Valemount is Moving Forward with a T-bar
Valemount’s good news is that Valemount Glacier Destinations (VDG) mega-resort construction will soon begin – with plans for a t-bar. The Rocky Mountain Goat has reported that trail cutting logging work will commence this January.
The local ski club, the Valemount Ski Society, is moving forward to construct a community ski hill on the proposed VGD proposed site. They are taking initiative and will be logging the runs in cooperation with Valemount Community Forest with plans for a two hundred and eighty-meter handle tow.
VGD received finalization and signing of a master development agreement in 2017 and in 2018 Crown land was transferred to the Simpcw First Nation as part of a deal. Last years rumours have included many themes including; the project isn’t feasible, the area doesn’t have good terrain or snow, the money people want Oberto Oberti (VGD) to go away, there is no funding, and so on.
The logging will allow for quicker construction if the big plan moves forward and those plans are grand. VGD has proposed one of the greatest vertical drops in the world, and potentially the largest vertical drop in North America at 6857 feet, and could potentially reach 7415 feet with another lift in the future. Other features would include multiple glaciers that facilitate year-round skiing, views of the tallest peak of the Canadian Rockies (Mount Robson), and a large base village.
At Powder Canada we believe that a small community t-bar with access to backcountry glacier skiing would be a great start and a sol asset to the local population and traveling backcountry powder seekers.
Here is what Laura Keil from the Rocky Mountain Goat published:
“Starting in January, trees will begin to fall along the ski runs of the proposed Valemount Glacier Destinations resort.
While funding for the project hasn’t been announced, the logging will facilitate faster construction should the financing come through, and allow the local ski society to build a handle-tow community ski hill while the larger project is pending, says Valemount Ski Society President Joseph Nusse.
“Either VGD has funding this spring, or the ski society will initiate installation of the handle tow ski lift this summer,” said Nusse.

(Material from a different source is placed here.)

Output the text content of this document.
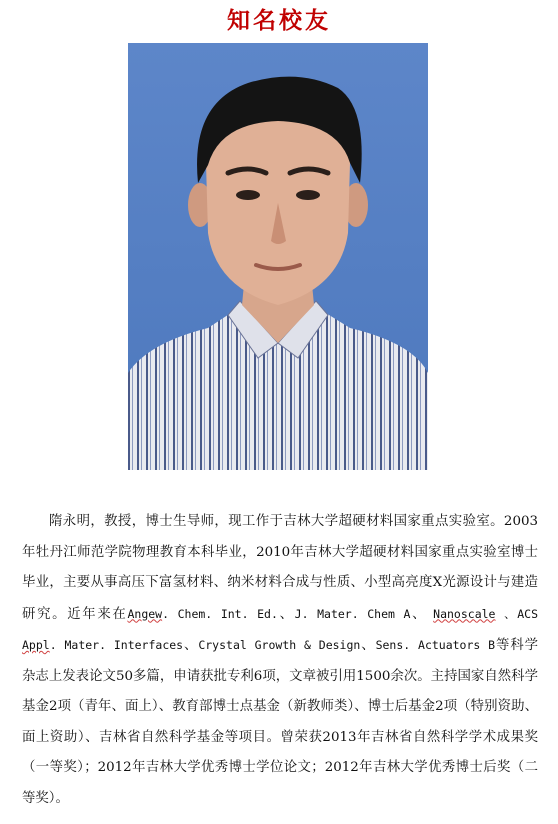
知名校友

隋永明，教授，博士生导师，现工作于吉林大学超硬材料国家重点实验室。2003年牡丹江师范学院物理教育本科毕业，2010年吉林大学超硬材料国家重点实验室博士毕业，主要从事高压下富氢材料、纳米材料合成与性质、小型高亮度X光源设计与建造研究。近年来在Angew. Chem. Int. Ed.、J. Mater. Chem A、 Nanoscale 、ACS Appl. Mater. Interfaces、Crystal Growth & Design、Sens. Actuators B等科学杂志上发表论文50多篇，申请获批专利6项，文章被引用1500余次。主持国家自然科学基金2项（青年、面上）、教育部博士点基金（新教师类）、博士后基金2项（特别资助、面上资助）、吉林省自然科学基金等项目。曾荣获2013年吉林省自然科学学术成果奖（一等奖）；2012年吉林大学优秀博士学位论文；2012年吉林大学优秀博士后奖（二等奖）。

The logging of the ski runs is scheduled for Jan. 15, says Valemount Community Forest (VCF) manager Craig Pryor, though he can see it starting slightly later. He said the logging and short section of logging road should take approximately 1.5 months. The ski runs—located in the community forest tenure—will be clearcut logging and are a mix of douglas fir, spruce, pine, balsam, cedar and hemlock.

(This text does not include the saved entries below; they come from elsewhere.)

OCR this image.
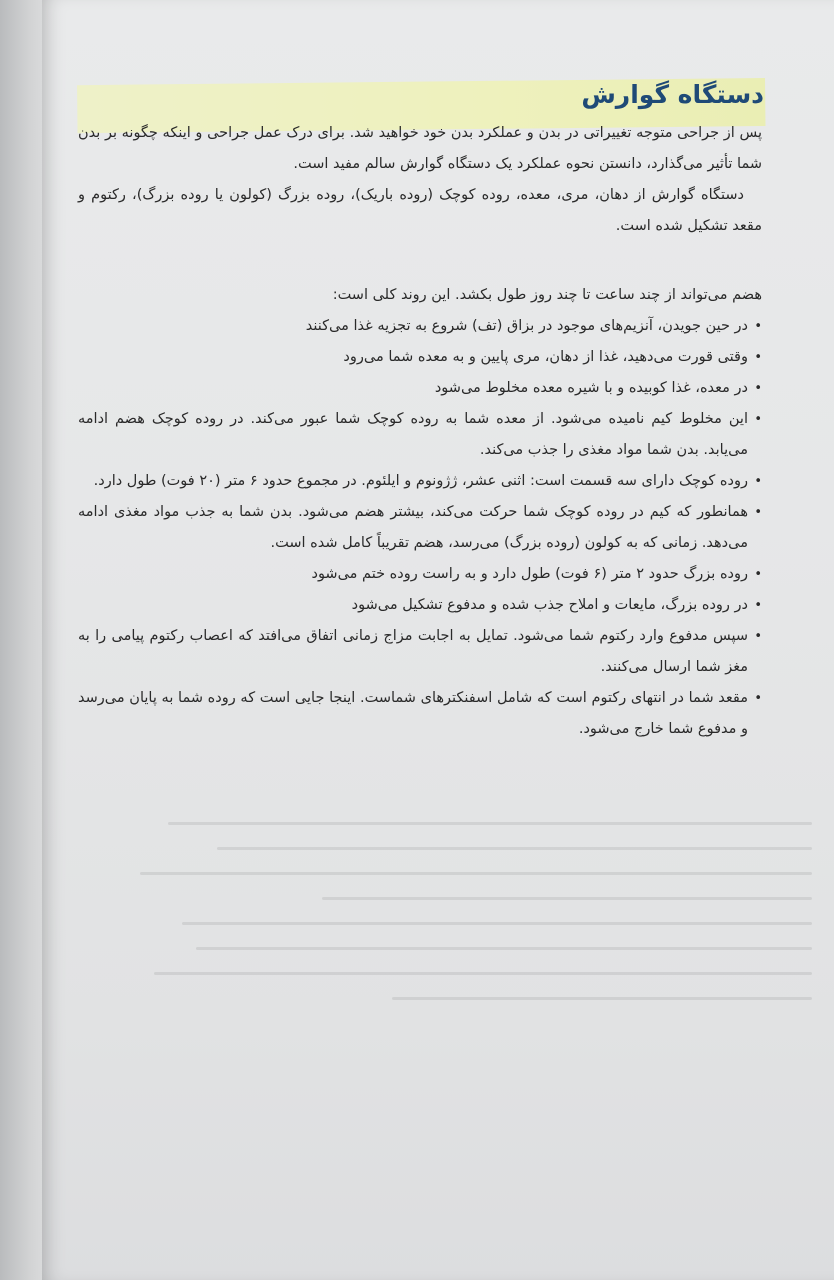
دستگاه گوارش

پس از جراحی متوجه تغییراتی در بدن و عملکرد بدن خود خواهید شد. برای درک عمل جراحی و اینکه چگونه بر بدن شما تأثیر می‌گذارد، دانستن نحوه عملکرد یک دستگاه گوارش سالم مفید است.

دستگاه گوارش از دهان، مری، معده، روده کوچک (روده باریک)، روده بزرگ (کولون یا روده بزرگ)، رکتوم و مقعد تشکیل شده است.

هضم می‌تواند از چند ساعت تا چند روز طول بکشد. این روند کلی است:

•
در حین جویدن، آنزیم‌های موجود در بزاق (تف) شروع به تجزیه غذا می‌کنند
•
وقتی قورت می‌دهید، غذا از دهان، مری پایین و به معده شما می‌رود
•
در معده، غذا کوبیده و با شیره معده مخلوط می‌شود
•
این مخلوط کیم نامیده می‌شود. از معده شما به روده کوچک شما عبور می‌کند. در روده کوچک هضم ادامه می‌یابد. بدن شما مواد مغذی را جذب می‌کند.
•
روده کوچک دارای سه قسمت است: اثنی عشر، ژژونوم و ایلئوم. در مجموع حدود ۶ متر (۲۰ فوت) طول دارد.
•
همانطور که کیم در روده کوچک شما حرکت می‌کند، بیشتر هضم می‌شود. بدن شما به جذب مواد مغذی ادامه می‌دهد. زمانی که به کولون (روده بزرگ) می‌رسد، هضم تقریباً کامل شده است.
•
روده بزرگ حدود ۲ متر (۶ فوت) طول دارد و به راست روده ختم می‌شود
•
در روده بزرگ، مایعات و املاح جذب شده و مدفوع تشکیل می‌شود
•
سپس مدفوع وارد رکتوم شما می‌شود. تمایل به اجابت مزاج زمانی اتفاق می‌افتد که اعصاب رکتوم پیامی را به مغز شما ارسال می‌کنند.
•
مقعد شما در انتهای رکتوم است که شامل اسفنکترهای شماست. اینجا جایی است که روده شما به پایان می‌رسد و مدفوع شما خارج می‌شود.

He said the Ski Society is completing the layout of the runs and letting the VCF know what they want. The community forest has already submitted a rationale to the Province to allow them to harvest ski runs that don’t meet visual quality objectives.

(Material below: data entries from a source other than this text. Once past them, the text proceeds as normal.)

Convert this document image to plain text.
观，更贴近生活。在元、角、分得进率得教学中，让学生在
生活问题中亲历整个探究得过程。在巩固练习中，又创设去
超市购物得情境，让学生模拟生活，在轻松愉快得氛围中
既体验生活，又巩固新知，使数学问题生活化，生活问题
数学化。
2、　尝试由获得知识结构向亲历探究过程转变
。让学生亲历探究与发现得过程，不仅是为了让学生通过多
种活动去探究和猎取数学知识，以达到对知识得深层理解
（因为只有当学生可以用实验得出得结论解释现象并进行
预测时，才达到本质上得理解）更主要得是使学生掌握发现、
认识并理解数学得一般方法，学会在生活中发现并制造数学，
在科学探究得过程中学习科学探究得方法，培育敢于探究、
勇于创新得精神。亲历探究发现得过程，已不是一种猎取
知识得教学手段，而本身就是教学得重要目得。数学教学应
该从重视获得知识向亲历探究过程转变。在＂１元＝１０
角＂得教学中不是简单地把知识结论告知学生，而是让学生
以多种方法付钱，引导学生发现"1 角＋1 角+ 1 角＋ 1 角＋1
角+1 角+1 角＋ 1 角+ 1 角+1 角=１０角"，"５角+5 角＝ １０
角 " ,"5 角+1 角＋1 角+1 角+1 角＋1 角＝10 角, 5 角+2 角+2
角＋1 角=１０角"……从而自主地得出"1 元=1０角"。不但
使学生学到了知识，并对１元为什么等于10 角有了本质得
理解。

“These ski runs will be very visual from Abernathys,” Pryor said.
He doesn’t foresee any issues with the government, but they are still working towards a final plan.
This past summer, the Valemount Ski Society and Simpcw First Nation completed a cultural heritage assessment study to allow the construction of a 280-metre-long handle tow lift in the Westridge area within traditional Simpcw Territory.
The report noted two concerns—a grizzly den and a western yew. The yew will require a 5m buffer and the den will require a Wildlife Management Plan.
The proposed community ski runs are in the lower part of the controlled recreation area of the Valemount Glacier Destination Resort and the partners of the Master Plan Development Agreement—Simpcw and Valemount Glacier Destinations Ltd.— have expressed their support of the community ski lift and ski runs.
Nusse said the capital is mostly raised to install the handle tow lift, which was permanently lent to the community by proponents of Valemount Glacier Destinations Resort until the VGD resort is built.
At their Dec. 14 meeting, Valemount Council agreed to write a letter to the District Manager of the Ministry of Forests Lands and Resource Operations (FLRO) regarding public support of ski runs in the proposed area of VGDR.”